Trump claims vindication from controversial memo, critics label it a dud


Gowdy's comments came two days after the release of a memo that he wrote along with House Intelligence Committee chairman Devin Nunes (R., Calif.) and two investigators that alleged Department of Justice abuses in its surveillance of Page. Their (sic) was no Collusion and there was no Obstruction (the word now used because, after one year of looking endlessly and finding NOTHING, collusion is dead).

But Republicans say the memo raises serious questions.

White House spokesman Raj Shah took a more measured approach, saying consideration of a release would "allow for a legal review, national security review led by the White House counsel's office".

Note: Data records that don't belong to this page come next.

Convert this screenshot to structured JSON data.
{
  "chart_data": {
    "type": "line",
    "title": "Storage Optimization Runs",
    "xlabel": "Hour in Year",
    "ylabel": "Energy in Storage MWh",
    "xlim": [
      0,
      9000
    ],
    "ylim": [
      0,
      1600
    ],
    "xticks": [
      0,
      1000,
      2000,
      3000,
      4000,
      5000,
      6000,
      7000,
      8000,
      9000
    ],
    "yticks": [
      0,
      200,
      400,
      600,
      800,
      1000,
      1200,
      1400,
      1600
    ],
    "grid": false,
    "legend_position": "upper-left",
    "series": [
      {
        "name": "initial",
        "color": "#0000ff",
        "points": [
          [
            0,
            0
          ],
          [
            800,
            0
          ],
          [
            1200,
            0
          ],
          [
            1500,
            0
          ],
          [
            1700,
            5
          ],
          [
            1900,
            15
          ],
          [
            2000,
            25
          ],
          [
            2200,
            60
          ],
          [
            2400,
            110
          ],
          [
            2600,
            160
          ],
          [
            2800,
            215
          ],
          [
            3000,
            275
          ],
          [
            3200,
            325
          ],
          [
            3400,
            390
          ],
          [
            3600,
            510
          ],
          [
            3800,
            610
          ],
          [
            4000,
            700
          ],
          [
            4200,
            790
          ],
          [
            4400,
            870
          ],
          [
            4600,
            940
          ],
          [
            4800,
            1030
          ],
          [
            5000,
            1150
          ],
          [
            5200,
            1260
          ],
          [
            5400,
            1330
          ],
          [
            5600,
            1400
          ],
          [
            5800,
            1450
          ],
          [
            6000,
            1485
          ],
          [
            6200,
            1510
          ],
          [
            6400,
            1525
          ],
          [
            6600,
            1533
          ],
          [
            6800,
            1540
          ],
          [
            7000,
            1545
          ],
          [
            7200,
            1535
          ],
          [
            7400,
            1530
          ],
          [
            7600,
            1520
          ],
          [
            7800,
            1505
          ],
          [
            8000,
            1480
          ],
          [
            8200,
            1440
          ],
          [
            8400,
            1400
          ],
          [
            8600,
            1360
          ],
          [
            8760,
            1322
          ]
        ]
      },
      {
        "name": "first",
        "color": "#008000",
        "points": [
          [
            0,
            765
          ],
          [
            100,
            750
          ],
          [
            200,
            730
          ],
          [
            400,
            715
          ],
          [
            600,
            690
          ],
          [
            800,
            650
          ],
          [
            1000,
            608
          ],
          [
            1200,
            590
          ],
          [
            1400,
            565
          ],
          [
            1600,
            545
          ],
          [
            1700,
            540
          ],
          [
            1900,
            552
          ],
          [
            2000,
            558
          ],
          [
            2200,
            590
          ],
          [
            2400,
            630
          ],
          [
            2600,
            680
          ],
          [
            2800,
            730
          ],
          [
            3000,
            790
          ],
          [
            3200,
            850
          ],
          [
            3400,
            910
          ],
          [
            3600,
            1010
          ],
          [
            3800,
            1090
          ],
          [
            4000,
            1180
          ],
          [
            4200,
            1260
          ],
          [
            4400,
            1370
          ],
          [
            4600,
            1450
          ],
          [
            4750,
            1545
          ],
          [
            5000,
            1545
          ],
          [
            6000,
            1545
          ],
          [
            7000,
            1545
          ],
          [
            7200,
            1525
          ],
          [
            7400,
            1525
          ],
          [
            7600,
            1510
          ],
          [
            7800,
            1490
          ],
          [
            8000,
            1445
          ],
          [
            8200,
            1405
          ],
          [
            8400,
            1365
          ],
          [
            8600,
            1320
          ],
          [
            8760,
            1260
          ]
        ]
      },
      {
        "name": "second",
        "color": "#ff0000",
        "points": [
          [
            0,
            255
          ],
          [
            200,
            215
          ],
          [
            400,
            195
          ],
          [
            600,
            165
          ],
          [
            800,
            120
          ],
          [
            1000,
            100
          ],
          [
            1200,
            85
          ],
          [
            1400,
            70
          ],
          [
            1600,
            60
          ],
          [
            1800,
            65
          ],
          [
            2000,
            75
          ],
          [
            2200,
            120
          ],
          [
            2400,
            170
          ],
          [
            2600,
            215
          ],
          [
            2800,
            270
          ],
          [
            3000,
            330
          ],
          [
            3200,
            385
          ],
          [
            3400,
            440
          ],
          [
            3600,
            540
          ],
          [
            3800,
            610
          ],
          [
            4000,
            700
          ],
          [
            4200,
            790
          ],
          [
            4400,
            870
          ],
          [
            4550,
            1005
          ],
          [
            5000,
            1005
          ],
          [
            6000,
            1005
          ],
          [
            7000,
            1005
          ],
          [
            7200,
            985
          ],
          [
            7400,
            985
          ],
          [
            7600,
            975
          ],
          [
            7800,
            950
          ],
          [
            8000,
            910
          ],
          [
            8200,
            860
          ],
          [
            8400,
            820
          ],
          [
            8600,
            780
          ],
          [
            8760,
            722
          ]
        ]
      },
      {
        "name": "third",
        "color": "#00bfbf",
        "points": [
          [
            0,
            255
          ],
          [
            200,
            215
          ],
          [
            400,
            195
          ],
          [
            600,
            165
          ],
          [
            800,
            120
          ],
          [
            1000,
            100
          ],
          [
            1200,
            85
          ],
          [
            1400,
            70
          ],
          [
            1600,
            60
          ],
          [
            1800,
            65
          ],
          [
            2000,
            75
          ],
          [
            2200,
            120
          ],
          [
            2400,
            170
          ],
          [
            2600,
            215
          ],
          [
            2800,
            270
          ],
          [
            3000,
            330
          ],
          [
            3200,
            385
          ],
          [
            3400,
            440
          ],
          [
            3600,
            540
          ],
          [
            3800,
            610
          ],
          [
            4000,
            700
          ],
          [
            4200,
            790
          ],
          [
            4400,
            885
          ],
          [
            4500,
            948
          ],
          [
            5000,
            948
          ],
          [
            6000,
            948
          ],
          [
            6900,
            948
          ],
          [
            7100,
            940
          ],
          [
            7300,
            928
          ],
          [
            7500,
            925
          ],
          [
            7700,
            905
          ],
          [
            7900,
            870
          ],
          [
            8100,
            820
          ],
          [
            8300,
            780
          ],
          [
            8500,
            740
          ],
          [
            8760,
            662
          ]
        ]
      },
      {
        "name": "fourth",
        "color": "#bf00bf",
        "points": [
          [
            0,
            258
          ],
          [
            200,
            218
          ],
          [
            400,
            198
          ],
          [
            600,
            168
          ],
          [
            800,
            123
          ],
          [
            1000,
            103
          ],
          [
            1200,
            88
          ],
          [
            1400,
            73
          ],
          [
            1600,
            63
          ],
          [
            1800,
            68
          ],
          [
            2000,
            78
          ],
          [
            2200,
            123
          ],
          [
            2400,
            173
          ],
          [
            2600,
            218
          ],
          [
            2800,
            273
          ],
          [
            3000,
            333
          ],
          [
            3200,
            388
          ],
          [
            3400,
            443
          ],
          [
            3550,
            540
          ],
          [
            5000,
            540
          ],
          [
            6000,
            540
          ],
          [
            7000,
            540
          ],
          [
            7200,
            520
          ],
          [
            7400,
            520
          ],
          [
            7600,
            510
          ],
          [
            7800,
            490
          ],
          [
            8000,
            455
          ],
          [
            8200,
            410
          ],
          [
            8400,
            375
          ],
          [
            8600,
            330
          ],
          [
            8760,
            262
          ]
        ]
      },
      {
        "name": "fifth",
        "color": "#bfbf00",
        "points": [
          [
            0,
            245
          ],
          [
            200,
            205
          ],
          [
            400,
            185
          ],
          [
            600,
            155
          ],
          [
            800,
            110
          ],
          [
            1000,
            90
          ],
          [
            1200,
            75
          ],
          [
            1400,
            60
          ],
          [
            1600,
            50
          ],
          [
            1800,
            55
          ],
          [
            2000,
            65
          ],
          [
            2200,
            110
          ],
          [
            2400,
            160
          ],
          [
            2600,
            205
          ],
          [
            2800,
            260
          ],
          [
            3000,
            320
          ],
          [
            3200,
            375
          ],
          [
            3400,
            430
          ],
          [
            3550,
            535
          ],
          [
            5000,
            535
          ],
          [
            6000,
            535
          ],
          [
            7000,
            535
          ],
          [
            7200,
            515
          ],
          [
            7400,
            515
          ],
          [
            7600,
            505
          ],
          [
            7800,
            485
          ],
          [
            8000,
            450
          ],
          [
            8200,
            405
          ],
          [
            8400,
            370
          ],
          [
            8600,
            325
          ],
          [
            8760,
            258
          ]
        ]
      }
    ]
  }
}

The Steele dossier alleges that Page met senior Russian officials as an emissary of the Trump campaign and discussed quid-pro-quo deals relating to sanctions, business opportunities and Russia's interference in the election.

Without the underlying materials being made public, the memo only further intensified a partisan battle over how to interpret the actions of the FBI and Justice Department during the early stages of the counterintelligence investigation Mueller later inherited.

The dispute, an extraordinary breach between the White House and law enforcement, has also deepened partisan rancor over congressional investigations of Russian Federation and the 2016 US election, prompting concern about lawmakers' ability to produce unbiased reports.

Democrats contend the four-page memo mischaracterizes highly sensitive classified information and was meant to undermine the Mueller criminal probe that was launched in May 2017 as an outgrowth of an earlier FBI investigation.

Their allies also have prepared other memoranda of their own; House Judiciary Committee ranking member Jerrold Nadler, D-N.Y., released a memo that he said makes the case while stopping short of the classified aspects of the matter. They said the Federal Bureau of Investigation sought the warrant based on evidence of multiple contacts between the Trump aide, Carter Page, and the Russians.

On Sunday, FBI Director Christopher Wray went to the Capitol on Sunday to view the four-page memo, sources told Fox News. The memo was made public after a week of intense debate in Washington.

On Saturday, Nadler circulated a memo to House Democrats disputing the conclusions of the Nunes memo and arguing that Page was a lawful target of surveillance, according to NBC News.

Trump tweeted Saturday from Florida, where he was spending the weekend, that the memo puts him in the clear.

Senate Minority Leader Chuck Schumer, House Minority Nancy Pelosi, and eight other Democrats issued a statement claiming that the memo was an attempt to sabotage the investigation into Russia's interference in the U.S. elections.

Democrats said the four-page memo mischaracterises highly sensitive classified information and was meant to undermine Special Counsel Robert Mueller's criminal probe into the Russian Federation matter launched in May 2017 that grew out of an earlier FBI investigation.

Republican Representatives Will Hurd, Brad Wenstrup and Chris Stewart, all of whom sit on the House Intelligence Committee, agreed with Gowdy that the Republican memo should have no impact on Mueller's investigation.

"We should proceed so we do not face this situation again, whether Democrat or Republican".